Конь карлика метался между голыми кустами, искусно вынося своего всадника из-под выстрелов. Настоящая, хорошо обученная, бывалая в боях кавалерийская лошадь. Откуда у животины взялись такие навыки после восемнадцати лет вполне мирной жизни? Не результат ли это колдовских ухищрений? Отгоняя прочь дурацкие, антинаучные мысли, Низовский старался поймать голову животного в перекрестье прицела. Да, двадцать лет минуло, с того времени, когда он сам в последний раз использовал оружие в боевой обстановке. Наверное, это можно назвать и кавалерийской атакой. Это было 8 декабря 1922 года. Они носились по заснеженным лесам, преследуя эсеровских бандитов. Именно тогда Низовский наловчился стрелять, не покидая седла, на скаку да по движущейся мишени. Тогда они словили восьмерых отрядников Семёна Шамова[5]. Восьмерых взяли живыми, а скольких перестреляли?

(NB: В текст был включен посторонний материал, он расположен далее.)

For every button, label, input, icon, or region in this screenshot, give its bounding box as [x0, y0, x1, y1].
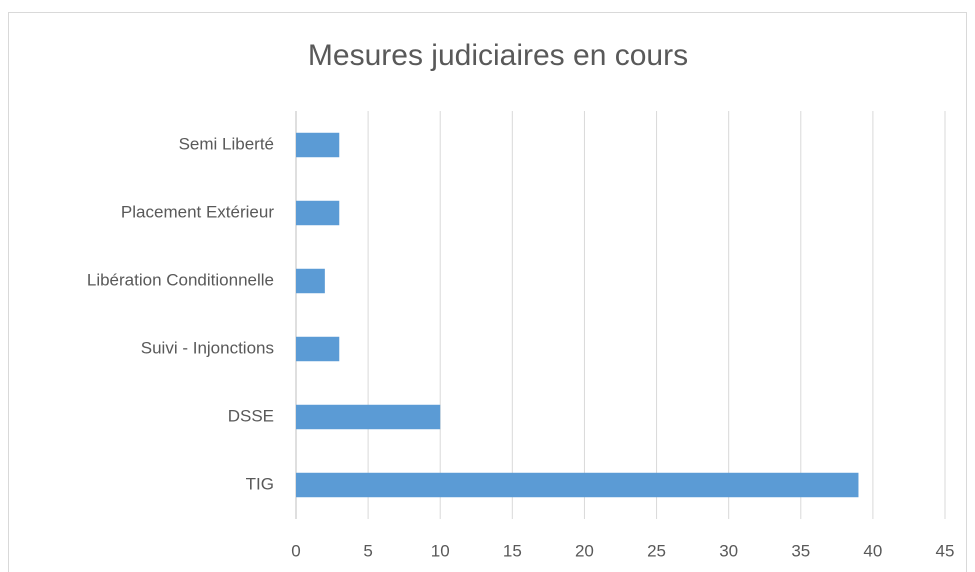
y-tick-label: DSSE — [228, 406, 274, 425]
x-tick-label: 45 — [936, 541, 955, 560]
y-tick-label: Semi Liberté — [179, 134, 274, 153]
bar — [296, 336, 340, 362]
x-tick-label: 0 — [291, 541, 300, 560]
y-tick-label: Suivi - Injonctions — [141, 338, 274, 357]
x-tick-label: 20 — [575, 541, 594, 560]
y-tick-label: TIG — [246, 474, 274, 493]
y-tick-label: Libération Conditionnelle — [87, 270, 274, 289]
x-tick-label: 40 — [863, 541, 882, 560]
y-tick-label: Placement Extérieur — [121, 202, 274, 221]
x-tick-label: 10 — [431, 541, 450, 560]
x-tick-label: 30 — [719, 541, 738, 560]
bar — [296, 132, 340, 158]
bar — [296, 404, 441, 430]
chart-title: Mesures judiciaires en cours — [308, 39, 688, 72]
bar — [296, 268, 325, 294]
x-tick-label: 25 — [647, 541, 666, 560]
bar — [296, 472, 859, 498]
bar — [296, 200, 340, 226]
x-tick-label: 35 — [791, 541, 810, 560]
x-tick-label: 5 — [363, 541, 372, 560]
x-tick-label: 15 — [503, 541, 522, 560]
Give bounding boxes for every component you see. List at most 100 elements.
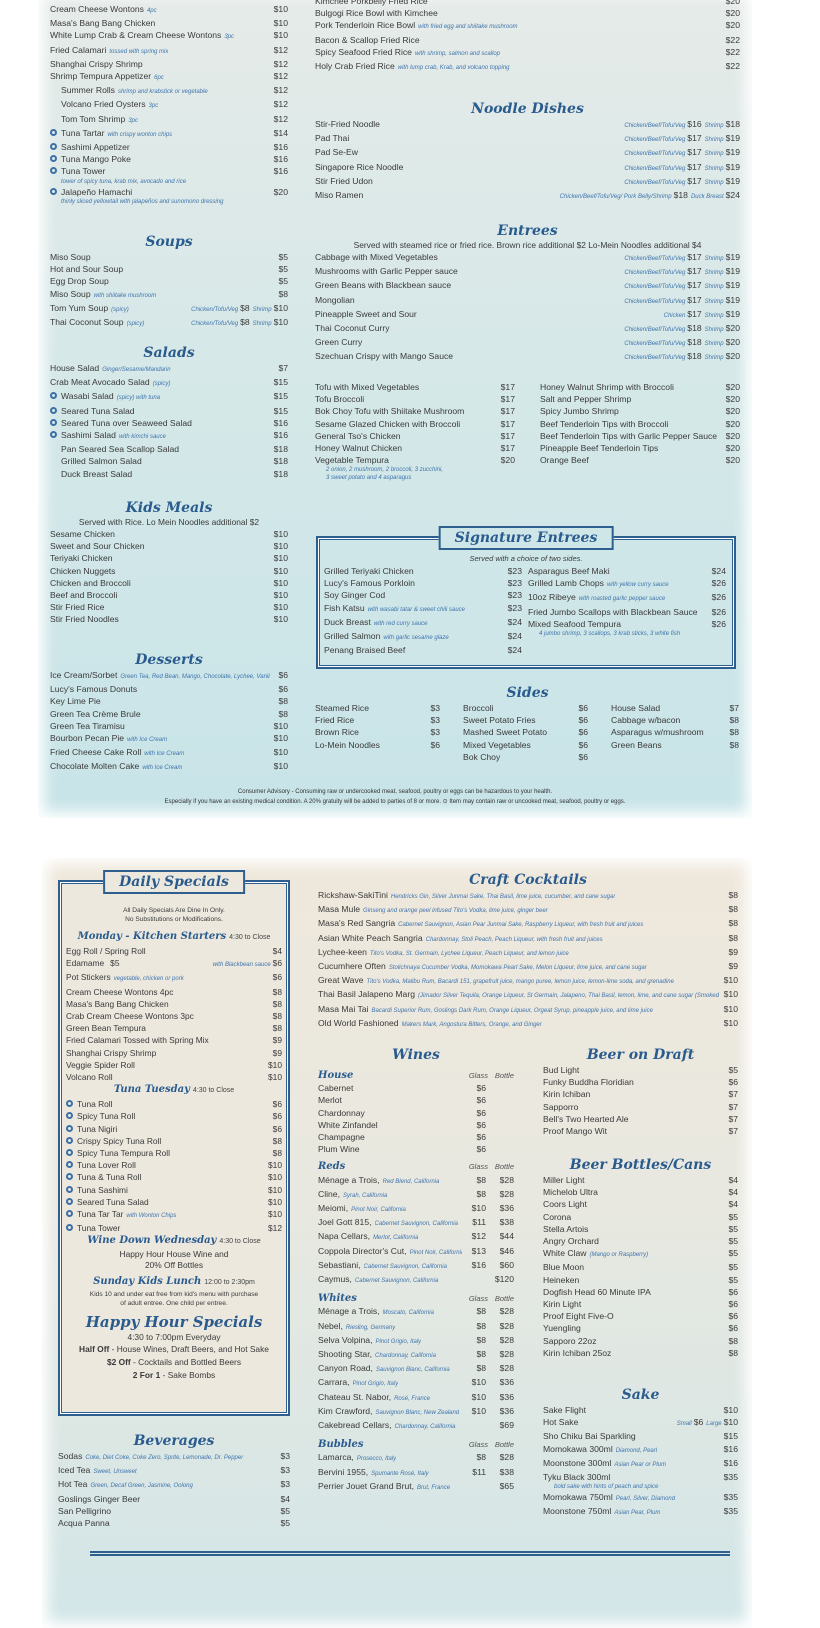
item-name: Vegetable Tempura [315, 455, 389, 466]
bottle-price: $46 [499, 1245, 514, 1256]
menu-item: Seared Tuna Salad $10 [66, 1196, 282, 1208]
menu-item: Canyon Road, Sauvignon Blanc, California $… [318, 1362, 514, 1376]
menu-item: Green Bean Tempura $8 [66, 1022, 282, 1034]
menu-item: Tuna Roll $6 [66, 1098, 282, 1110]
item-name: Orange Beef [540, 455, 589, 466]
item-name: Thai Basil Jalapeno Marg [318, 989, 415, 1000]
item-description: (Mango or Raspberry) [589, 1252, 649, 1259]
option-price: $16 [687, 119, 702, 129]
item-price: $24 [507, 616, 522, 627]
item-name: Meiomi, [318, 1203, 349, 1214]
wine-group-title: House [318, 1070, 354, 1081]
item-description: with lump crab, Krab, and volcano toppin… [397, 65, 510, 72]
option-label: Chicken/Beef/Tofu/Veg [624, 270, 686, 277]
item-price: $8 [728, 918, 738, 929]
menu-item: Shooting Star, Chardonnay, California $8 $2… [318, 1348, 514, 1362]
item-description: Ginger/Sesame/Mandarin [102, 367, 171, 373]
item-price: $5 [110, 958, 120, 969]
daily-specials-heading: Daily Specials [103, 870, 245, 894]
menu-item: Kimchee Porkbelly Fried Rice $20 [315, 0, 740, 7]
menu-item: Sesame Chicken $10 [50, 528, 288, 540]
item-price: $15 [273, 391, 288, 402]
item-name: Momokawa 750ml [543, 1492, 613, 1503]
item-name: Salt and Pepper Shrimp [540, 394, 632, 405]
item-name: Seared Tuna over Seaweed Salad [61, 417, 192, 428]
item-price: $5 [728, 1236, 738, 1247]
item-note: 2 onion, 2 mushroom, 2 broccoli, 3 zucch… [326, 467, 444, 474]
item-price: $3 [280, 1465, 290, 1476]
column-header: Bottle [494, 1071, 514, 1080]
item-name: Sweet and Sour Chicken [50, 541, 145, 552]
item-price: $3 [280, 1451, 290, 1461]
signature-entrees-heading: Signature Entrees [438, 526, 614, 550]
menu-item: Broccoli $6 [463, 702, 588, 714]
item-name: Chocolate Molten Cake [50, 761, 140, 772]
wine-group-title: Whites [318, 1293, 357, 1305]
item-name: Thai Coconut Curry [315, 323, 390, 334]
item-name: Grilled Teriyaki Chicken [324, 566, 414, 576]
item-price: $12 [273, 71, 288, 82]
item-description: shrimp and krabstick or vegetable [117, 89, 208, 96]
item-price: $26 [711, 578, 726, 589]
item-description: Chardonnay, California [375, 1353, 436, 1360]
menu-item: Yuengling $6 [543, 1322, 738, 1334]
item-name: Green Bean Tempura [66, 1023, 146, 1034]
menu-item: Sebastiani, Cabernet Sauvignon, Californi… [318, 1259, 514, 1273]
item-price: $6 [272, 1111, 282, 1122]
special-heading: Sunday Kids Lunch 12:00 to 2:30pm [66, 1275, 282, 1290]
item-name: Bell's Two Hearted Ale [543, 1113, 629, 1124]
option-price: $10 [723, 1417, 738, 1428]
menu-item: Tofu with Mixed Vegetables $17 [315, 381, 515, 393]
menu-item: Old World Fashioned Makers Mark, Angostur… [318, 1017, 738, 1031]
item-price: $6 [272, 1099, 282, 1110]
menu-item: Sake Flight $10 [543, 1404, 738, 1416]
deal-label: 2 For 1 [132, 1370, 161, 1381]
glass-price: $10 [471, 1203, 486, 1214]
menu-item: Jalapeño Hamachi $20 [50, 186, 288, 198]
glass-price: $10 [471, 1377, 486, 1388]
item-name: Perrier Jouet Grand Brut, [318, 1480, 415, 1491]
special-title: Tuna Tuesday [113, 1084, 190, 1096]
option-label: Chicken/Beef/Tofu/Veg [624, 327, 686, 334]
item-name: Kim Crawford, [318, 1405, 373, 1416]
special-title: Wine Down Wednesday [87, 1235, 217, 1247]
menu-item: Fried Calamari Tossed with Spring Mix $9 [66, 1034, 282, 1046]
bottom-divider [90, 1551, 730, 1556]
item-name: Thai Coconut Soup [50, 317, 124, 328]
option-label: Shrimp [704, 123, 724, 129]
item-description: tossed with spring mix [109, 48, 169, 55]
menu-item: Bud Light $5 [543, 1064, 738, 1076]
menu-item: Merlot $6 [318, 1094, 514, 1106]
item-name: Green Beans with Blackbean sauce [315, 280, 452, 291]
item-price: $5 [280, 1518, 290, 1529]
item-name: Honey Walnut Shrimp with Broccoli [540, 382, 674, 392]
menu-item: Cabernet $6 [318, 1082, 514, 1094]
option-price: $17 [687, 175, 702, 186]
menu-item: Crab Cream Cheese Wontons 3pc $8 [66, 1010, 282, 1022]
item-price: $20 [725, 382, 740, 392]
section-heading: Noodle Dishes [471, 101, 584, 117]
entrees-left-list: Tofu with Mixed Vegetables $17 Tofu Brocco… [315, 381, 515, 482]
option-label: Shrimp [252, 306, 272, 313]
raw-item-icon [66, 1173, 73, 1181]
menu-item: Joel Gott 815, Cabernet Sauvignon, Califo… [318, 1216, 514, 1230]
item-price: $22 [725, 34, 740, 45]
item-name: Lychee-keen [318, 946, 367, 957]
option-price: $18 [687, 323, 702, 334]
menu-item: Mixed Seafood Tempura $26 [528, 618, 726, 630]
happy-hour-deal: Half Off - House Wines, Draft Beers, and… [66, 1343, 282, 1356]
item-name: Green Tea Tiramisu [50, 720, 125, 731]
option-label: Chicken/Beef/Tofu/Veg [624, 151, 686, 158]
item-name: Chardonnay [318, 1107, 365, 1118]
item-name: Nebel, [318, 1320, 343, 1331]
item-name: Pot Stickers [66, 972, 111, 983]
menu-item: Spicy Jumbo Shrimp $20 [540, 405, 740, 417]
raw-item-icon [50, 167, 57, 175]
menu-item: Great Wave Tito's Vodka, Malibu Rum, Baca… [318, 974, 738, 988]
menu-item: Tom Tom Shrimp 3pc $12 [50, 113, 288, 127]
option-price: $17 [687, 280, 702, 291]
entrees-section: Entrees Served with steamed rice or fried… [315, 222, 740, 365]
item-price: $3 [430, 715, 440, 726]
item-price: $10 [273, 4, 288, 14]
item-price: $7 [729, 703, 739, 713]
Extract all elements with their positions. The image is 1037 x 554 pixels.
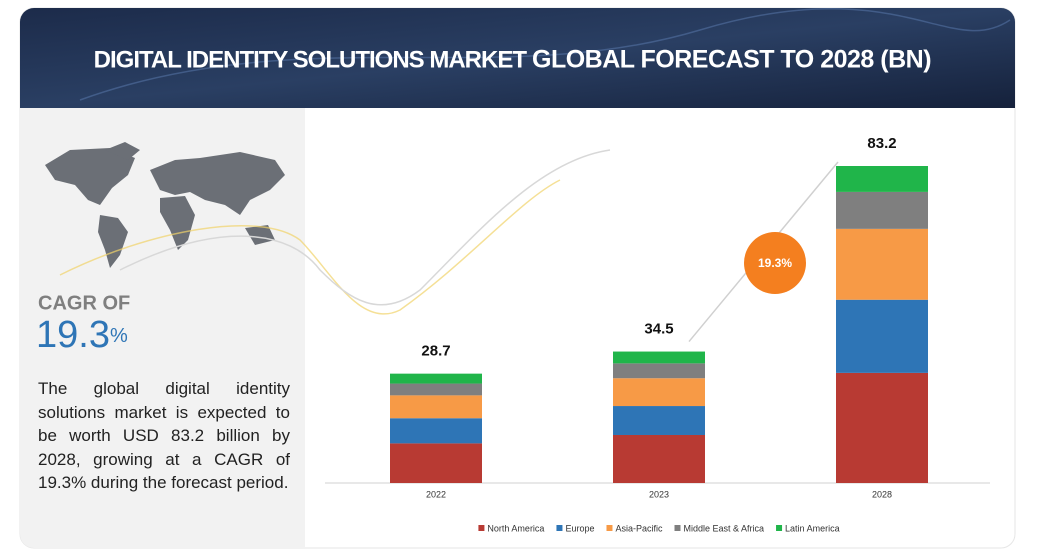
- bar-segment: [836, 372, 928, 483]
- chart: 28.7 2022 34.5 2023 83.2 2028 19.3% North Ameri…: [325, 135, 990, 533]
- header-decoration: [79, 8, 1011, 101]
- bar-segment: [390, 395, 482, 419]
- legend-label: Middle East & Africa: [684, 523, 765, 533]
- legend-swatch: [776, 525, 783, 531]
- description: The global digital identity solutions ma…: [38, 379, 290, 492]
- legend: North America Europe Asia-Pacific Middle Ea…: [478, 523, 840, 533]
- bar-segment: [613, 363, 705, 379]
- world-map: [45, 142, 285, 268]
- bar-segment: [613, 378, 705, 407]
- bar-segment: [390, 443, 482, 483]
- total-label: 28.7: [421, 343, 450, 360]
- decor-curve: [119, 149, 611, 306]
- cagr-badge: [744, 232, 806, 294]
- x-tick-label: 2028: [872, 489, 892, 499]
- legend-swatch: [556, 525, 563, 531]
- x-tick-label: 2023: [649, 489, 669, 499]
- legend-label: Latin America: [785, 523, 840, 533]
- bar-segment: [613, 434, 705, 483]
- total-label: 83.2: [867, 135, 896, 152]
- bar-segment: [836, 166, 928, 192]
- title-bold: GLOBAL FORECAST TO 2028 (BN): [532, 46, 931, 74]
- sidebar-panel: [20, 108, 305, 548]
- legend-swatch: [478, 525, 485, 531]
- title-light: DIGITAL IDENTITY SOLUTIONS MARKET: [94, 46, 528, 73]
- cagr-badge-label: 19.3%: [758, 256, 792, 270]
- bar-segment: [836, 228, 928, 300]
- legend-label: Europe: [565, 523, 594, 533]
- header-band: [20, 8, 1015, 108]
- bar-segment: [390, 373, 482, 384]
- x-tick-label: 2022: [426, 489, 446, 499]
- total-label: 34.5: [644, 321, 673, 338]
- bar-segment: [390, 383, 482, 396]
- cagr-number: 19.3: [36, 314, 110, 356]
- legend-label: Asia-Pacific: [615, 523, 663, 533]
- legend-swatch: [606, 525, 613, 531]
- bar-segment: [836, 299, 928, 373]
- bar-segment: [390, 418, 482, 444]
- cagr-value: 19.3%: [36, 314, 128, 356]
- bar-segment: [613, 351, 705, 364]
- legend-label: North America: [487, 523, 544, 533]
- cagr-label: CAGR OF: [38, 292, 130, 314]
- decor-curve: [59, 179, 561, 315]
- bar-segment: [613, 406, 705, 435]
- legend-swatch: [674, 525, 681, 531]
- bar-segment: [836, 191, 928, 229]
- cagr-unit: %: [110, 325, 128, 347]
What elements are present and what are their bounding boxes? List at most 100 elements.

Этого Низовский не помнил, но тело послушно вспомнило давно не востребованные навыки. Едва поймав в перекрестье прицела голову коня, он нажал на курок. Конь повалилась в снег совсем по-человечьи, ничком. Его всадник, истошно вопя, покатился в свеженаметённый сугроб. Другой, размахивая алебардой скакал прямо на него. Теперь Низовский мог хорошенько рассмотреть его безносое, лишённое губ и бровей лицо.